The History Boys
April 20th 2016
The History Boys
On the 15th of March 2016, drama and history students went to watch a performance called The History Boys which was written by Alan Bennett. The production was about a class of boys who are trying to pass their history A-Levels and get into Oxbridge. It featured comedy and tragedy, but also asks questions about growing up and what is right and wrong. It featured one of our year eleven students, Joe Llewelyn, who played the character of David Posner. Here we have an interview with Joe, seen here, far left middle row, with other members of the cast.
- How did you get into acting?
My family were all actors, but mainly on my mother’s side as they all do acting and that kind of work. My great aunt is a director for foreign theatre but really I’ve always just thought it was interesting.
- Did you have to audition for the History Boys and what was it like?
We did have to audition. I knew the director before and she had told me about it. I knew so many other actors as I had worked with them before.
- How did they assign the roles?
Originally all the actors auditioned for all the boys but the directors and producers selected the characters. I was put to play Posner quite early on and I mainly auditioned for it.
- How long was the rehearsal process and what was it like?
It was not a long process, for about three or four months; but it was made up of very long rehearsals. Usually they last about three to four hours but sometimes they can go up to five hours.
- What was the hardest part when preparing for the performance?
The technical, it was the technical by far. It was such a long process. It’s just long because I was on the stage. I wouldn’t say it was really difficult for me; it was more difficult for people doing technical rehearsals like lighting. I wouldn’t say the actual acting was difficult. I think getting the energy for an audience isn’t really understanding it but more entering it. And I think I comment on drama and smaller theatre because there is less people. But people usually go out to be entertaining and I think that was quite good.
- Did you have any input in the design and technical elements?
I didn’t personally because I was just acting but the person who did the script had a lot of design elements so he was the person who did the lighting and things like that. He had the idea to have the motorcycle behind the entire set. But no, it was mainly the admin who organised it.
- What was it like first performing History Boys?
We hadn’t really performed it fully properly which wasn’t ideal, but it went pretty well. We had only just finished doing the technical which had gone fairly awful, which is usually a good sign in theatre meaning we need to concentrate more. The energy was quite high on the first night and I would say it was one of our best nights. It was just so fun.
- Now that it’s over do you wish you could change anything?
No, I thought I had made my decision on my character. The only thing I would’ve liked was a longer run of shows which is possible. I think five shows were too little. I think we could’ve done more or performed in different theatres.
- What was your favourite scene?
My favourite scene, fun wise, is the French scene because it is ridiculous.
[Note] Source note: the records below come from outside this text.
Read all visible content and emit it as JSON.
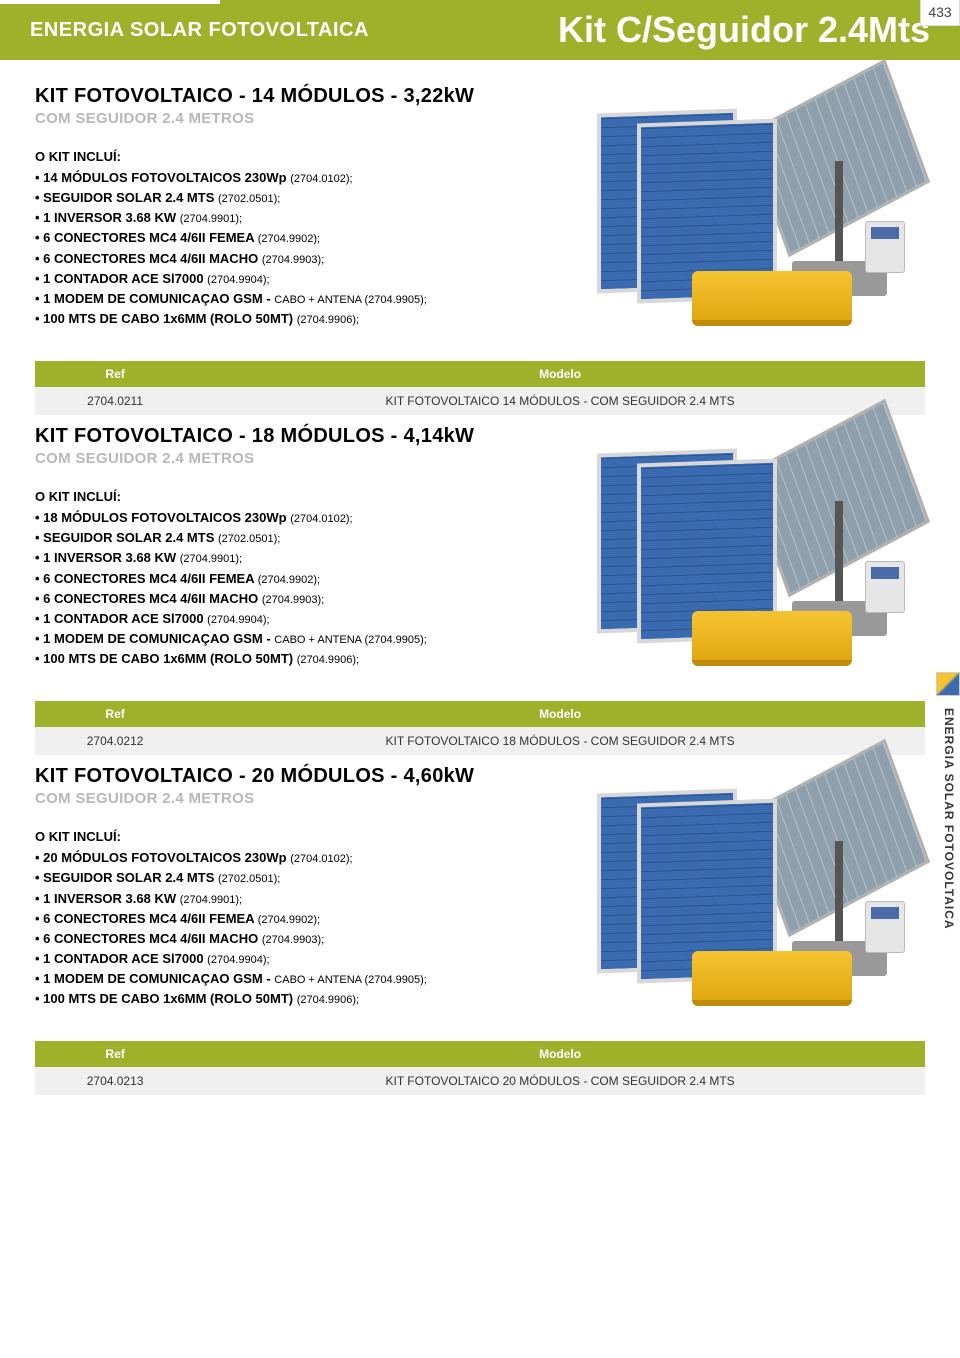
{
  "colors": {
    "brand_green": "#9eb12b",
    "muted_gray": "#b8b8b8",
    "row_bg": "#f0f0f0",
    "panel_blue": "#3a6bb0",
    "inverter_yellow": "#f5c431"
  },
  "header": {
    "category": "ENERGIA SOLAR FOTOVOLTAICA",
    "title": "Kit C/Seguidor 2.4Mts",
    "page_number": "433"
  },
  "side_tab": "ENERGIA SOLAR FOTOVOLTAICA",
  "table_headers": {
    "ref": "Ref",
    "modelo": "Modelo"
  },
  "inclui_label": "O KIT INCLUÍ:",
  "kits": [
    {
      "title": "KIT FOTOVOLTAICO - 14 MÓDULOS - 3,22kW",
      "subtitle": "COM SEGUIDOR 2.4 METROS",
      "items": [
        {
          "main": "14 MÓDULOS FOTOVOLTAICOS 230Wp ",
          "code": "(2704.0102);"
        },
        {
          "main": "SEGUIDOR SOLAR 2.4 MTS ",
          "code": "(2702.0501);"
        },
        {
          "main": "1 INVERSOR  3.68 KW ",
          "code": "(2704.9901);"
        },
        {
          "main": "6 CONECTORES MC4 4/6II FEMEA ",
          "code": "(2704.9902);"
        },
        {
          "main": "6 CONECTORES MC4 4/6II MACHO ",
          "code": "(2704.9903);"
        },
        {
          "main": "1 CONTADOR ACE Sl7000 ",
          "code": "(2704.9904);"
        },
        {
          "main": "1 MODEM DE COMUNICAÇAO GSM - ",
          "code": "CABO + ANTENA (2704.9905);"
        },
        {
          "main": "100 MTS DE CABO 1x6MM (ROLO 50MT) ",
          "code": "(2704.9906);"
        }
      ],
      "ref": "2704.0211",
      "modelo": "KIT FOTOVOLTAICO 14 MÓDULOS - COM SEGUIDOR 2.4 MTS"
    },
    {
      "title": "KIT FOTOVOLTAICO - 18 MÓDULOS - 4,14kW",
      "subtitle": "COM SEGUIDOR 2.4 METROS",
      "items": [
        {
          "main": "18 MÓDULOS FOTOVOLTAICOS 230Wp ",
          "code": "(2704.0102);"
        },
        {
          "main": "SEGUIDOR SOLAR 2.4 MTS ",
          "code": "(2702.0501);"
        },
        {
          "main": "1 INVERSOR  3.68 KW ",
          "code": "(2704.9901);"
        },
        {
          "main": "6 CONECTORES MC4 4/6II FEMEA ",
          "code": "(2704.9902);"
        },
        {
          "main": "6 CONECTORES MC4 4/6II MACHO ",
          "code": "(2704.9903);"
        },
        {
          "main": "1 CONTADOR ACE Sl7000 ",
          "code": "(2704.9904);"
        },
        {
          "main": "1 MODEM DE COMUNICAÇAO GSM - ",
          "code": "CABO + ANTENA (2704.9905);"
        },
        {
          "main": "100 MTS DE CABO 1x6MM (ROLO 50MT) ",
          "code": "(2704.9906);"
        }
      ],
      "ref": "2704.0212",
      "modelo": "KIT FOTOVOLTAICO 18 MÓDULOS - COM SEGUIDOR 2.4 MTS"
    },
    {
      "title": "KIT FOTOVOLTAICO - 20 MÓDULOS - 4,60kW",
      "subtitle": "COM SEGUIDOR 2.4 METROS",
      "items": [
        {
          "main": "20 MÓDULOS FOTOVOLTAICOS 230Wp ",
          "code": "(2704.0102);"
        },
        {
          "main": "SEGUIDOR SOLAR 2.4 MTS ",
          "code": "(2702.0501);"
        },
        {
          "main": "1 INVERSOR  3.68 KW ",
          "code": "(2704.9901);"
        },
        {
          "main": "6 CONECTORES MC4 4/6II FEMEA ",
          "code": "(2704.9902);"
        },
        {
          "main": "6 CONECTORES MC4 4/6II MACHO ",
          "code": "(2704.9903);"
        },
        {
          "main": "1 CONTADOR ACE Sl7000 ",
          "code": "(2704.9904);"
        },
        {
          "main": "1 MODEM DE COMUNICAÇAO GSM - ",
          "code": "CABO + ANTENA (2704.9905);"
        },
        {
          "main": "100 MTS DE CABO 1x6MM (ROLO 50MT) ",
          "code": "(2704.9906);"
        }
      ],
      "ref": "2704.0213",
      "modelo": "KIT FOTOVOLTAICO 20 MÓDULOS - COM SEGUIDOR 2.4 MTS"
    }
  ]
}
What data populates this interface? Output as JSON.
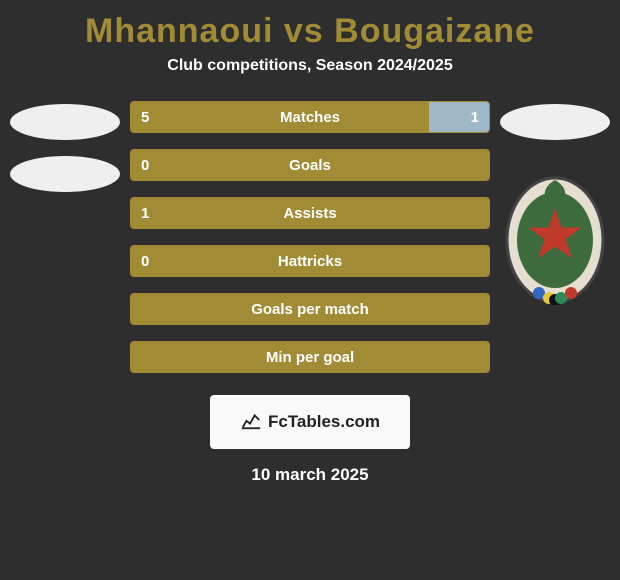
{
  "title_color": "#a18c35",
  "title": "Mhannaoui vs Bougaizane",
  "subtitle": "Club competitions, Season 2024/2025",
  "date": "10 march 2025",
  "attrib_label": "FcTables.com",
  "bar_border": "#a18c35",
  "bars": [
    {
      "label": "Matches",
      "left": "5",
      "right": "1",
      "left_val": 5,
      "right_val": 1,
      "left_color": "#a18c35",
      "right_color": "#9fb8c8"
    },
    {
      "label": "Goals",
      "left": "0",
      "right": "",
      "left_val": 0,
      "right_val": 0,
      "left_color": "#a18c35",
      "right_color": "#9fb8c8"
    },
    {
      "label": "Assists",
      "left": "1",
      "right": "",
      "left_val": 1,
      "right_val": 0,
      "left_color": "#a18c35",
      "right_color": "#9fb8c8"
    },
    {
      "label": "Hattricks",
      "left": "0",
      "right": "",
      "left_val": 0,
      "right_val": 0,
      "left_color": "#a18c35",
      "right_color": "#9fb8c8"
    },
    {
      "label": "Goals per match",
      "left": "",
      "right": "",
      "left_val": 1,
      "right_val": 0,
      "left_color": "#a18c35",
      "right_color": "#9fb8c8"
    },
    {
      "label": "Min per goal",
      "left": "",
      "right": "",
      "left_val": 1,
      "right_val": 0,
      "left_color": "#a18c35",
      "right_color": "#9fb8c8"
    }
  ]
}
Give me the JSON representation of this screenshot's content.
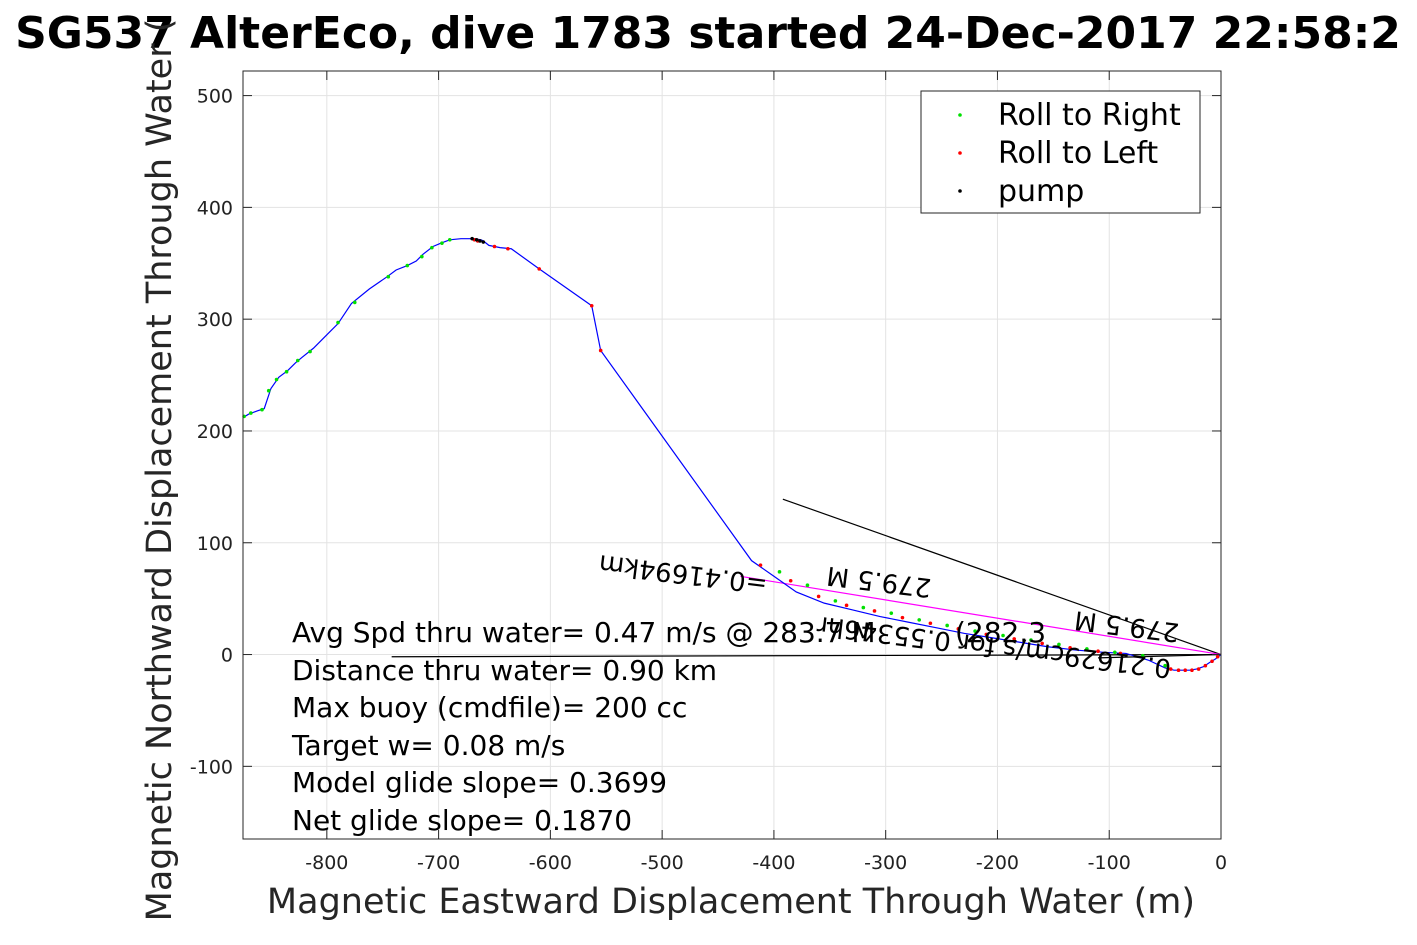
{
  "chart_data": {
    "type": "line",
    "title": "SG537 AlterEco, dive 1783 started 24-Dec-2017 22:58:2",
    "xlabel": "Magnetic Eastward Displacement Through Water (m)",
    "ylabel": "Magnetic Northward Displacement Through Water (",
    "xlim": [
      -875,
      0
    ],
    "ylim": [
      -165,
      522
    ],
    "xticks": [
      -800,
      -700,
      -600,
      -500,
      -400,
      -300,
      -200,
      -100,
      0
    ],
    "xtick_labels": [
      "-800",
      "-700",
      "-600",
      "-500",
      "-400",
      "-300",
      "-200",
      "-100",
      "0"
    ],
    "yticks": [
      -100,
      0,
      100,
      200,
      300,
      400,
      500
    ],
    "ytick_labels": [
      "-100",
      "0",
      "100",
      "200",
      "300",
      "400",
      "500"
    ],
    "grid": true,
    "legend_position": "top-right",
    "legend": [
      {
        "label": "Roll to Right",
        "color": "#00e000"
      },
      {
        "label": "Roll to Left",
        "color": "#ff0000"
      },
      {
        "label": "pump",
        "color": "#000000"
      }
    ],
    "track": {
      "color": "#0000ff",
      "x": [
        -875,
        -870,
        -862,
        -856,
        -850,
        -843,
        -835,
        -828,
        -822,
        -812,
        -798,
        -790,
        -778,
        -762,
        -746,
        -738,
        -728,
        -720,
        -714,
        -705,
        -698,
        -690,
        -680,
        -668,
        -662,
        -660,
        -655,
        -645,
        -635,
        -610,
        -563,
        -555,
        -420,
        -400,
        -380,
        -355,
        -330,
        -305,
        -280,
        -255,
        -230,
        -205,
        -180,
        -155,
        -130,
        -105,
        -85,
        -65,
        -50,
        -42,
        -35,
        -28,
        -22,
        -16,
        -10,
        -5,
        0
      ],
      "y": [
        212,
        215,
        218,
        220,
        238,
        248,
        254,
        261,
        266,
        274,
        288,
        296,
        314,
        327,
        338,
        344,
        348,
        352,
        358,
        365,
        368,
        371,
        372,
        372,
        371,
        370,
        366,
        364,
        363,
        345,
        312,
        272,
        84,
        70,
        56,
        46,
        40,
        34,
        29,
        24,
        19,
        15,
        11,
        7,
        4,
        2,
        1,
        -5,
        -12,
        -14,
        -14,
        -14,
        -13,
        -11,
        -7,
        -4,
        0
      ]
    },
    "roll_right": {
      "x": [
        -874,
        -868,
        -858,
        -852,
        -845,
        -836,
        -826,
        -815,
        -790,
        -775,
        -745,
        -728,
        -715,
        -706,
        -697,
        -690,
        -395,
        -370,
        -345,
        -320,
        -295,
        -270,
        -245,
        -220,
        -195,
        -170,
        -145,
        -120,
        -95,
        -70,
        -50
      ],
      "y": [
        213,
        216,
        219,
        236,
        246,
        253,
        263,
        271,
        297,
        315,
        338,
        348,
        356,
        364,
        368,
        371,
        74,
        62,
        48,
        42,
        37,
        31,
        26,
        21,
        17,
        13,
        9,
        5,
        2,
        -1,
        -10
      ]
    },
    "roll_left": {
      "x": [
        -668,
        -665,
        -650,
        -638,
        -610,
        -563,
        -555,
        -412,
        -385,
        -360,
        -335,
        -310,
        -285,
        -260,
        -235,
        -210,
        -185,
        -160,
        -135,
        -110,
        -90,
        -45,
        -38,
        -32,
        -26,
        -20,
        -14,
        -8,
        -3
      ],
      "y": [
        371,
        370,
        365,
        363,
        345,
        312,
        272,
        80,
        66,
        52,
        44,
        39,
        33,
        28,
        23,
        18,
        14,
        10,
        6,
        3,
        1,
        -13,
        -14,
        -14,
        -14,
        -13,
        -10,
        -6,
        -2
      ]
    },
    "pump": {
      "x": [
        -670,
        -666,
        -663,
        -660
      ],
      "y": [
        372,
        371,
        370,
        369
      ]
    },
    "overlay_lines": [
      {
        "color": "#000000",
        "x": [
          -392,
          0
        ],
        "y": [
          139,
          0
        ]
      },
      {
        "color": "#000000",
        "x": [
          -742,
          0
        ],
        "y": [
          -2,
          0
        ]
      },
      {
        "color": "#000000",
        "x": [
          -110,
          0
        ],
        "y": [
          -3,
          0
        ]
      },
      {
        "color": "#ff00ff",
        "x": [
          -430,
          0
        ],
        "y": [
          70,
          0
        ]
      }
    ],
    "annotations": [
      "Avg Spd thru water=  0.47 m/s @ 283.7  M",
      "Distance thru water=  0.90 km",
      "Max buoy (cmdfile)= 200 cc",
      "Target w= 0.08 m/s",
      "Model glide slope= 0.3699",
      "Net glide slope= 0.1870"
    ],
    "rotated_annotations": [
      "279.5 M",
      "=0.41694km",
      "279.5 M",
      "0.21629cm/s for 0.55346hr",
      "(282.3"
    ]
  }
}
But the actual scene that I really liked, I don’t know, it’s difficult; because I really liked when he gets found out, I think that it is quite powerful. And the scene after that as well, when I am with Hector saying the poem. It is quite different and interesting for me. But other than that, I’d say the French scene.
- Which character do you relate to the most and why?
I played Posner, but I wouldn’t say I relate to him myself. I don’t know really, because I think the play is all about manipulation, and a lot of the characters are about manipulation. Scripps in a way, but sometimes Tim as I like the attention. No one in particular because the characters are so exaggerated. It’s just really hard to relate to one of them
Our class really enjoyed the show, as it was almost a sort of rebellion against education, whilst being educational itself. It was refreshing and fun for the whole audience; our favourite scene used elements of slapstick comedy to portray a French class. The play was incredibly real and recognisable as situations familiar to many students, though perhaps not all of it. Overall, seeing the play was a hugely memorable and unique experience, which was brought together by the contrast between the brash comedy and the more tender, innocent moments throughout.